Prior niche modeling on the coastal California Gnatcatchers investigated the extent of their habitat (Rotenberry et al. 2006) and the potential effects of climate change (Preston et al. 2008) but did not compare these habitats with those of populations in Baja California. To test whether these habitats differ, “old-fashioned methods” using measuring tape and sampling grids might trump high-tech solutions. There are few enough sampling points that a field survey of plant species and vegetative characteristics would not be too onerous and would stand the best chance of detecting the qualitatively described habitat differences in the coastal California Gnatcatchers (Atwood 1991, Mellink and Rea 1994).

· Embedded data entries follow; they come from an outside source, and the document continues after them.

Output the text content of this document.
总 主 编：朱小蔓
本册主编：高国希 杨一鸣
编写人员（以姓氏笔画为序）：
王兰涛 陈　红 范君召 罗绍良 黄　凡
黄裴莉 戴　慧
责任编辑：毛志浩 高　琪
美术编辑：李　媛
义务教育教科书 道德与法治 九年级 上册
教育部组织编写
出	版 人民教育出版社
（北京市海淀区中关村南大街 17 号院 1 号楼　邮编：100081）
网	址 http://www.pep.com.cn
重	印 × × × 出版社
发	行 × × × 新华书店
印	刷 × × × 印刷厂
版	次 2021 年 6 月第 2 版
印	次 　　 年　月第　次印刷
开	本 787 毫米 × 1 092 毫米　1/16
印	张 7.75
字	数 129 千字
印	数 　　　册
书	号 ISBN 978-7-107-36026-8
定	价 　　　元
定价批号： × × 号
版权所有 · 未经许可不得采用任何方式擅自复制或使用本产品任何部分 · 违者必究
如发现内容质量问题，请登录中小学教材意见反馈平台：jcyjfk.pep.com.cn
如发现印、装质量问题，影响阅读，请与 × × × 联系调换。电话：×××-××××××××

Niche modeling would help complement these “ground-truthed” data and would provide a more continuous assessment of habitat, compared with the necessarily patchy coverage of any method drawing only from sampling points. Niche modeling should use environmental variables that describe both climate (e.g., rainfall and temperature data used by Zink et al. ) and the vegetation itself, like those available from remote-sensing satellites (e.g., vegetative cover, greenness, and height, which were not used by Zink et al. ). Remote-sensing data, because they describe aspects of the niche likely to vary over smaller spatial scales than climatic data, may show more promise for finding evolutionarily important differences among gnatcatcher habitats.
Finally, data collection and analysis should be carried out either free of any financial conflict of interest or, at minimum, with such conflicts stated openly. A conflict of interest occurs in any situation in which the impartiality of a study might be undermined by a competing interest, often a funding source. The work of Zink et al. (2013) was funded by developers (Sahagun 2014), which we believe represents a conflict of interest that should have been acknowledged in their paper. The paper does not disclose that the R. Thornton thanked in the Acknowledgments for “securing funding” is a lawyer who has represented developers. Thornton is representing the National Association of Home Builders in the petition to delist the gnatcatcher. The presence of a financial conflict of interest does not necessarily invalidate a study or imply malfeasance. Yet many journals have decided that financial conflicts of interest should be stated openly because of the demonstrated effect of “sponsorship bias” (Lesser et al. 2007). The risk of sponsorship bias is even greater with negative results, which rely more heavily on the researcher's assumptions and interpretation. Especially when it comes to threatened or endangered species, explicit funding statements provide important context for researchers, the media, and the public in assessing a study's rationale, methods, and interpretation.
The manuscript benefited enormously from the advice and critical input of K. Winker, K. Garrett, M. Patten, P. Unitt, A. Zellmer, B. Milá, and an anonymous reviewer. E. Ridley organized and sorted the GenBank data. This project was funded by an endowment to Occidental College by the late Robert T. Moore and Margaret C. Moore.